Good point. This is a tricky one to answer because, well, yes and no. Lean has challenges (what are the key business problems we need to solve) and then there is kaizen (how do we discover how to solve them by small, step-by-step experiments with the people themselves), but no such thing as “strategy” in the lean vocabulary. The general idea is that through learning how to practice kaizen yourself, through teaching others and through supporting kaizen over time, the right strategy will become apparent.
I understand this is not a very satisfactory answer to any one not already versed into lean. First we need to understand the problem. When I present lean to CEOs and COOs I sometimes get drawn into “strategic” debates. I feel this is way above my pay grade and, in any case, I’m not sure I understand what they mean by strategy, but I often get the feeling they’re talking about:
Pressure customers so they buy
Pressure people so they work
Pressure suppliers so they lower their prices
Or if you’re nicer than me, replace “pressure” by “create incentives” which is often much the same. And then executives are surprised (and not a little aggrieved) by the fact that it doesn’t seem to pay off that well.
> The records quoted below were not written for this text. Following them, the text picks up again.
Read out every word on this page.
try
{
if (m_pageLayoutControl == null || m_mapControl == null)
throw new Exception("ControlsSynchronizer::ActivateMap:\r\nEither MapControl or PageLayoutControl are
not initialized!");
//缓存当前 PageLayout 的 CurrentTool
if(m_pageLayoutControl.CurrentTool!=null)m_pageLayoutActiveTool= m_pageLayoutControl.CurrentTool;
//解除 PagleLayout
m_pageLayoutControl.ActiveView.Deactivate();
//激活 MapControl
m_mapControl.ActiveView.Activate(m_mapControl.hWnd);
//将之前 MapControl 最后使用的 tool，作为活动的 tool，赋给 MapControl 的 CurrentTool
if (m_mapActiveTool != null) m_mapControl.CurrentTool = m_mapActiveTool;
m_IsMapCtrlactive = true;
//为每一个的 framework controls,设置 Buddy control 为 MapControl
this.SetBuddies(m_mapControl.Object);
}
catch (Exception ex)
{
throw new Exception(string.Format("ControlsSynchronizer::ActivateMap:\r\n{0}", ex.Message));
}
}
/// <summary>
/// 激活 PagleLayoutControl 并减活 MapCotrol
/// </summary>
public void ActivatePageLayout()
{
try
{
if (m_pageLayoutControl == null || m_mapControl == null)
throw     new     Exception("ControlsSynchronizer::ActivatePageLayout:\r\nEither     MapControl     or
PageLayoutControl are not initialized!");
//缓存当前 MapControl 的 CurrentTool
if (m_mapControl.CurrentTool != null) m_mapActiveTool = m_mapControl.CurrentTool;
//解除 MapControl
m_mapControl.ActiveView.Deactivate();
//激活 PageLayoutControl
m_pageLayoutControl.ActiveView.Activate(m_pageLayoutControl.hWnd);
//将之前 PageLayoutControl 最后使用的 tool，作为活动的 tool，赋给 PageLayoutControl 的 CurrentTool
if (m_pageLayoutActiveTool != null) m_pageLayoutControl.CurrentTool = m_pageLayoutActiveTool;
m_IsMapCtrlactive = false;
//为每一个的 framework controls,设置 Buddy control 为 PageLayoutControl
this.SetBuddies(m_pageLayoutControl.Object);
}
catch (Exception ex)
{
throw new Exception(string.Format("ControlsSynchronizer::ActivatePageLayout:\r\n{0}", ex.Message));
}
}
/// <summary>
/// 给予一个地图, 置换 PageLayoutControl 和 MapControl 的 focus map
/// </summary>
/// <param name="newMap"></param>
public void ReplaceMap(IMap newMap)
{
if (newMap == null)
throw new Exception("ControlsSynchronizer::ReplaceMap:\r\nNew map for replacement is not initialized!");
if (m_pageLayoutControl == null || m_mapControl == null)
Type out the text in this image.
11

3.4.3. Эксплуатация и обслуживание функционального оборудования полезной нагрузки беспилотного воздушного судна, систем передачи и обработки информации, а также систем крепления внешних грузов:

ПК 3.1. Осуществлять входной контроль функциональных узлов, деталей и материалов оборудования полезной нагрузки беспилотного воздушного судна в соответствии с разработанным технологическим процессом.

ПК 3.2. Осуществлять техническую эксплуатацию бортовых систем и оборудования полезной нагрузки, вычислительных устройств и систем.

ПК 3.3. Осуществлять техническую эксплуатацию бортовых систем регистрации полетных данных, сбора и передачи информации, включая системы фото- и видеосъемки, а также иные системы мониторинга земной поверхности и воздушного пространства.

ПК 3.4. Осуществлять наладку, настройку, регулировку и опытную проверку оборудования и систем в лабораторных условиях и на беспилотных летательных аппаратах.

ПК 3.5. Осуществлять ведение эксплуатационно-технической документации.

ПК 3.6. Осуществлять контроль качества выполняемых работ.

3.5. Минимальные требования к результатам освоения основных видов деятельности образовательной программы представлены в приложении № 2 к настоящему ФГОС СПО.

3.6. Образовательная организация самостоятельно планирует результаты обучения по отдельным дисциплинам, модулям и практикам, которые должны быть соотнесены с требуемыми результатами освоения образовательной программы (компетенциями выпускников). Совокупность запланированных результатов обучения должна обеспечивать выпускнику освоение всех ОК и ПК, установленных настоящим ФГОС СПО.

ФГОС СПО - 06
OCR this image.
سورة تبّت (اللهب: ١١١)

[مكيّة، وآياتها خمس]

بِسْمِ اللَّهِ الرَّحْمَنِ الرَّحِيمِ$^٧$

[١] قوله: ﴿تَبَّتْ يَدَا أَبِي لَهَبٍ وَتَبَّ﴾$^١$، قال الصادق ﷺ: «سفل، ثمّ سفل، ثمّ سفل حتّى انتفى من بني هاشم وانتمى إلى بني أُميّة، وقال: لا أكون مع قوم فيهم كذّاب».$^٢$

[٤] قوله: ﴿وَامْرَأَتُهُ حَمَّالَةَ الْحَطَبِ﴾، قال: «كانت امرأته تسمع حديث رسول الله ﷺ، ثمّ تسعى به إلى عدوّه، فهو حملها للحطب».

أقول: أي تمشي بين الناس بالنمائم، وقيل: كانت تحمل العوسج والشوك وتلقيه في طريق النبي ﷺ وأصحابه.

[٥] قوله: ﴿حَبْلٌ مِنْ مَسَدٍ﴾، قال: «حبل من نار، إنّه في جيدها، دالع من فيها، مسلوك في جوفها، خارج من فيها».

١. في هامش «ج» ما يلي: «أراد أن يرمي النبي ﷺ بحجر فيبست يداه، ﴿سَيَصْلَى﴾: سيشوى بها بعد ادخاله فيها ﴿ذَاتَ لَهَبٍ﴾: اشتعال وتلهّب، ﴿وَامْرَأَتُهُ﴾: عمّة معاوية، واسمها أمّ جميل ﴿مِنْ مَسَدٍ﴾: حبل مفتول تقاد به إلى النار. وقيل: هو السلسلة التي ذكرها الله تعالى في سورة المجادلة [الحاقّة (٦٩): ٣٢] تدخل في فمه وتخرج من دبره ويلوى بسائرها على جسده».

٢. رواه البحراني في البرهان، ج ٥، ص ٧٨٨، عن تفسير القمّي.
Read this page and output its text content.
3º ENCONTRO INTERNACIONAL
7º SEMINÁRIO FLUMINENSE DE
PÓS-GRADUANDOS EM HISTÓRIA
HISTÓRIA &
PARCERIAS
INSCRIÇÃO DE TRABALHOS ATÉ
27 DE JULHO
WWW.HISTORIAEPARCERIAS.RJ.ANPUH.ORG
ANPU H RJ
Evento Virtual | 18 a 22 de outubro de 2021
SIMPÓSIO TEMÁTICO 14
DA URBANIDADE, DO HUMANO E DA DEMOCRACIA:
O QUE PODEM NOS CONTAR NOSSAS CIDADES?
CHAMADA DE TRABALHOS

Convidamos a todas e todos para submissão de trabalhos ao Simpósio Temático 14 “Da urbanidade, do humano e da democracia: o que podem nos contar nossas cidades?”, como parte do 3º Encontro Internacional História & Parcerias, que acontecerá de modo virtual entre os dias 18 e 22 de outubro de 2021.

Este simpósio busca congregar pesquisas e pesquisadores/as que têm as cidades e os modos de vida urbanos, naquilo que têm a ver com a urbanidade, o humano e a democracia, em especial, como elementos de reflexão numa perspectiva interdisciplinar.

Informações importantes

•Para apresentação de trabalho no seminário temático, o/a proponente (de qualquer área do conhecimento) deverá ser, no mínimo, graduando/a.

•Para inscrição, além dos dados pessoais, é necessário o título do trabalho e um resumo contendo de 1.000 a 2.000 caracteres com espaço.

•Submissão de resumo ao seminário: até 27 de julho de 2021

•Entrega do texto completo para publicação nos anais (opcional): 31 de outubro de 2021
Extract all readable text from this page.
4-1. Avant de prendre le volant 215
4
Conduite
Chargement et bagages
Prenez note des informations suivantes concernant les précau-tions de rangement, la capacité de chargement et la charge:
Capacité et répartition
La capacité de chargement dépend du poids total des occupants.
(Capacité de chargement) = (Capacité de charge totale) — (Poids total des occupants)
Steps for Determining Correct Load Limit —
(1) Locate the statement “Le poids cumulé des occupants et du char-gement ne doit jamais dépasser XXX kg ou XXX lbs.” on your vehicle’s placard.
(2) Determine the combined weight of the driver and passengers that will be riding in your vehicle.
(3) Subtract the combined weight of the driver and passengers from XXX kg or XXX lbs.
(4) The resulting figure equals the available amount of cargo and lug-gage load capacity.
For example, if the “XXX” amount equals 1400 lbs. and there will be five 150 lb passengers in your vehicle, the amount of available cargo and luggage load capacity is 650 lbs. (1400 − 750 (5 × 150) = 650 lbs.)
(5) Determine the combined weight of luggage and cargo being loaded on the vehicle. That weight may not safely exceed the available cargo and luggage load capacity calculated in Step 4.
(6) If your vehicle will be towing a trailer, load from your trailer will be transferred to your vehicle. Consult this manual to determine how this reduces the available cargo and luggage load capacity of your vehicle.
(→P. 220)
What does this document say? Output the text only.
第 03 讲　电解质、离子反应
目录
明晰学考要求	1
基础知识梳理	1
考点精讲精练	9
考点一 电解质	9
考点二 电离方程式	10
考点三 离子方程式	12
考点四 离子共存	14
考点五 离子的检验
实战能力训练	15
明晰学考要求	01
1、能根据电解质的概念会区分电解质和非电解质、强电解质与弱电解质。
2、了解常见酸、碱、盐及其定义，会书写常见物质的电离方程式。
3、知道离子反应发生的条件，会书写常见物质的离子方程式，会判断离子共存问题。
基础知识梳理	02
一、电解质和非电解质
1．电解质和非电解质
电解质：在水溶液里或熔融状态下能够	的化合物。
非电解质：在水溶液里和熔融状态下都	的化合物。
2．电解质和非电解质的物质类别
I guess the lean answer would be:
Help customers to support their lifestyle (so they repurchase)
Engage and support people (so they pay attention)
Partner with suppliers (so they share their innovations)
What do customers prefer, what do they spend money on, and what do they avoid spending on (because they consider it’s not worth it)
How can we improve products in production or current service contracts to improve how our product or service helps customers right now?
How can we learn from improving products and services right now so that we figure out what to build into the next products to satisfy customers further?
- Cash from increasing inventory turns (with a $100 million company with 4 turns, increasing to 5 turns means generating $5 million – that’s quite enough to play with to increase Value for customers)
- Cash from reducing rework and defectives (in a $100 million company with a 4% sales margin and 2% of sales spent on handling non-quality, reducing that by half means generating $1 million).
- Cost reduction by reducing work content and reducing part variety through modularity (and economies of scale through increasing volume at suppliers)
- Capital expense avoidance by learning to build more features, options and products on existing lines.
Where to Start
All in all, the place to start is with just-in-time: generate cash by reducing inventories, and use it to improve product or service Value to customers, in order to increase market share, which supports profitability.
I’m not sure this counts as strategy as people mean it. We’re not talking about abandoning the less profitable segments in order to focus our efforts on acquiring more profitable ones. On the contrary, we’re considering expanding our range and our options because it’s definitely a customer by customer process, more of a Plan For Every Customer. Different customers are likely to appreciate different features differently, which is yet more reason to develop flexibility. But, overall, it might pass as a lean strategy. Of a sort. Fact is fact, and cash is cash.